Ok, so I tell myself I'm not going to engage in these arguments, because I'm not going to change anybody's mind. But, as someone who enjoyed what they did with Luke in the TLJ, you see this stuff a lot. So, my two cents:
I agree that what happened at Luke's academy had a far greater impact on Luke than Vader ever did. People say that's hypocrisy, but it really isn't. @fireproof78 laid out a lot of good thinking on this subject, and I'll defer to his explanation in large part, because it echoes my own.
However, one point that isn't raised about Luke's journey in the discussion I'm seeing here is integral to The Last Jedi, and Luke's place in the larger thematic exploration. And I apologize, a lot of this is rough thought that I'm just putting into words for the first time. So if it isn't clear, or well organized, sue me.
In the OT, we learn the basics of the light side vs. the dark side. And we're very clearly presented with Luke's choice in RotJ, where he rejects the path offered him by Yoda and Obi-wan and finds a better way. We, as an audience, feel how correct Luke's choice is, and we see that he is correct when he succeeds in redeeming Anakin, but the movie never dwells on the why. Why is Luke's choice the right one, not in terms of the audience and the emotional reaction, but in terms of the Force? And if Luke's was the right answer, why were Yoda and Obi-wan wrong? There's a ton of fascinating subtext, particularly in the PT, but it's never put into words.

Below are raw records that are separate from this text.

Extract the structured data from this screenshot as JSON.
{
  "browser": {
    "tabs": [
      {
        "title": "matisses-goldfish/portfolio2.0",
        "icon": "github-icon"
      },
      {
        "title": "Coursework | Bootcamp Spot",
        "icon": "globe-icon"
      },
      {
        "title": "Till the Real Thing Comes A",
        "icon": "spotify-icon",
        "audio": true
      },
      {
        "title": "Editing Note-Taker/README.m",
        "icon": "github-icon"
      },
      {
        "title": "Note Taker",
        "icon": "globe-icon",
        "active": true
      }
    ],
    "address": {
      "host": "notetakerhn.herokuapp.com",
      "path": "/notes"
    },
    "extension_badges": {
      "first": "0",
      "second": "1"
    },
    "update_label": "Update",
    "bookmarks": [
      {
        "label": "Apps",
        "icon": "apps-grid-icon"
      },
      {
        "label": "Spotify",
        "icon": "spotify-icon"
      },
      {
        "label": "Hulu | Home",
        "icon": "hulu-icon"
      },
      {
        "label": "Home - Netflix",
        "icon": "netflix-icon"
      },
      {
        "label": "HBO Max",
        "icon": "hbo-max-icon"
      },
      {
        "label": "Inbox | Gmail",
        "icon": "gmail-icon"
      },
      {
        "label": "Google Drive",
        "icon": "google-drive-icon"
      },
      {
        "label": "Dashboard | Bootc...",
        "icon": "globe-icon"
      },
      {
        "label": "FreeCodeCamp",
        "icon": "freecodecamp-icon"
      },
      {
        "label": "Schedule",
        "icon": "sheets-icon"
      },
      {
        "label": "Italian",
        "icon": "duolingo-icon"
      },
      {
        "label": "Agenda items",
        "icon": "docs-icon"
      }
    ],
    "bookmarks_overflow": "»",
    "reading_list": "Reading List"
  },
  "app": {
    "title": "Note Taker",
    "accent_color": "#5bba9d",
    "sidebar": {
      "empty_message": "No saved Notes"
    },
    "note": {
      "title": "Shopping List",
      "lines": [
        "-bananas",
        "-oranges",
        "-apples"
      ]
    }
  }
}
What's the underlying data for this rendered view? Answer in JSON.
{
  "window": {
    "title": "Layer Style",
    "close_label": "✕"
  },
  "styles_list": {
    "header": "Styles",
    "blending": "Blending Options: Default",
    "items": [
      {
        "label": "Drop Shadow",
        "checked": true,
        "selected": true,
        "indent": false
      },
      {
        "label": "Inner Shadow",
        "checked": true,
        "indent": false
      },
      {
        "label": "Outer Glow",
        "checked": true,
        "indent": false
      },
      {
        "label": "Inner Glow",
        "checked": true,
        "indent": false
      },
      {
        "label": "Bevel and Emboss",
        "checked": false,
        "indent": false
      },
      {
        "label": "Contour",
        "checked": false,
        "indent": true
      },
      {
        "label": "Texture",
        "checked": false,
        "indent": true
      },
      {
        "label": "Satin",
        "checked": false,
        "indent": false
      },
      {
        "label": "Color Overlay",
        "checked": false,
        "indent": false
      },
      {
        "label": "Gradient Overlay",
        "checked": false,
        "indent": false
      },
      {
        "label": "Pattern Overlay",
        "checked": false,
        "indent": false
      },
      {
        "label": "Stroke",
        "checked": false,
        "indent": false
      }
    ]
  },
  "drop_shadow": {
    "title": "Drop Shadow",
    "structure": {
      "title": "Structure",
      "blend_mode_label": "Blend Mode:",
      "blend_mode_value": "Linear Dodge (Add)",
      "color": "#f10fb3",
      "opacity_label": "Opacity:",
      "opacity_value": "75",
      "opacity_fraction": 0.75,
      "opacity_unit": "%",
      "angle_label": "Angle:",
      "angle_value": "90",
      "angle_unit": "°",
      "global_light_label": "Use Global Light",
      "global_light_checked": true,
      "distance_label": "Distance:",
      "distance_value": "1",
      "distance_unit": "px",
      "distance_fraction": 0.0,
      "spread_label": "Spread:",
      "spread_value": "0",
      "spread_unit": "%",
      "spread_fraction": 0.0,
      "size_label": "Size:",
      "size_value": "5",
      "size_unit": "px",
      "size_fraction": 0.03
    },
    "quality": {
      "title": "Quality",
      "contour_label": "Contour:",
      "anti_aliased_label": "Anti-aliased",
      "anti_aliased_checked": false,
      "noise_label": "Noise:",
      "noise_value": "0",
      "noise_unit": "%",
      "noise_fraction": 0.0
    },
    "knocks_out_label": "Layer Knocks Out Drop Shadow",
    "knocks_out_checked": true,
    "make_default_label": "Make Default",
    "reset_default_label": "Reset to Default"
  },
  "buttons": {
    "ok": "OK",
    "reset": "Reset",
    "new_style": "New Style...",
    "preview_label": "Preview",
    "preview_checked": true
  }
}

The answer is finally put clearly into words in the TLJ. The Dark side destroys what it hates, or fears. The Light protects what it loves.
Without getting into an essay on the topic, this is why Vader could be redeemed. This is why Luke's choice in RotJ is correct. This is why the Jedi and the Old Republic fell, and why darkness had already consumed the Jedi Order before Palpatine ever put his plan into motion. It's why Obi-wan can't bring himself to kill Vader on Mustafar. It's why Kylo Ren has issues. And it's why Luke ends up where he does in TLJ.
The entire point of the good side is that it can forgive their friends even when they falter.
Yes. Correct. 100%. And yet Luke faltered. (We'll ignore for the moment how you seem unable to forgive him for that, and what that says in terms of your own argument.)
Luke wavered with Ben. He saw darkness and he reached for violence to combat it. And what Luke carries with him isn't just shame, or the crushing weight of failure, as fireproof78 laid out. All of that is true. But he also carries darkness. Born of an almost primal reaction to a threat, but born of darkness all the same. When faced with the darkness rising in Ben, Luke wanted to destroy it.
And that darkness is what lingers in him after Ben turns on him. In his failure, he runs away. To hide, and stew, and think about the end of the Jedi. His attachments, if you want to look at it comparison to his father. All of it, every word, every action, are influenced by the dark side. Luke hasn't fallen like his father did, but he's being manipulated in the same way Yoda and Obi-wan were. Away from the truth, and hope and love, and towards something else.
Rey finally gets him to open himself back up to the Force, and to the galaxy. And in so doing Luke finds the place inside himself that simply knows what is right. I think Luke is attuned to the light in a really interesting way in those moments. He feels the truth of it, instinctively, without necessarily being able to put it into words. It's why he choose to try and save his father. And it's what brings him back from the edge during the final duel with Vader, when he's nearly gone dark. When he "goes" to Crait, Luke is done being a teacher, or an uncle, or a hero or a failure. Luke is finally once again being a Jedi. Maybe the first true Jedi in a really, really long time.
I don't think anybody but Luke could have taken that journey, or made it meaningful. It's both the completion of an arc that began for the Jedi in the PT, and which culminates in Luke's victory over the Emperor in RotJ. It's a metaphysical battle, one which darkness was winning from the beginning of the PT, and which now, finally, after Luke's actions first in RotJ and again in TLJ may have turned in light's favor.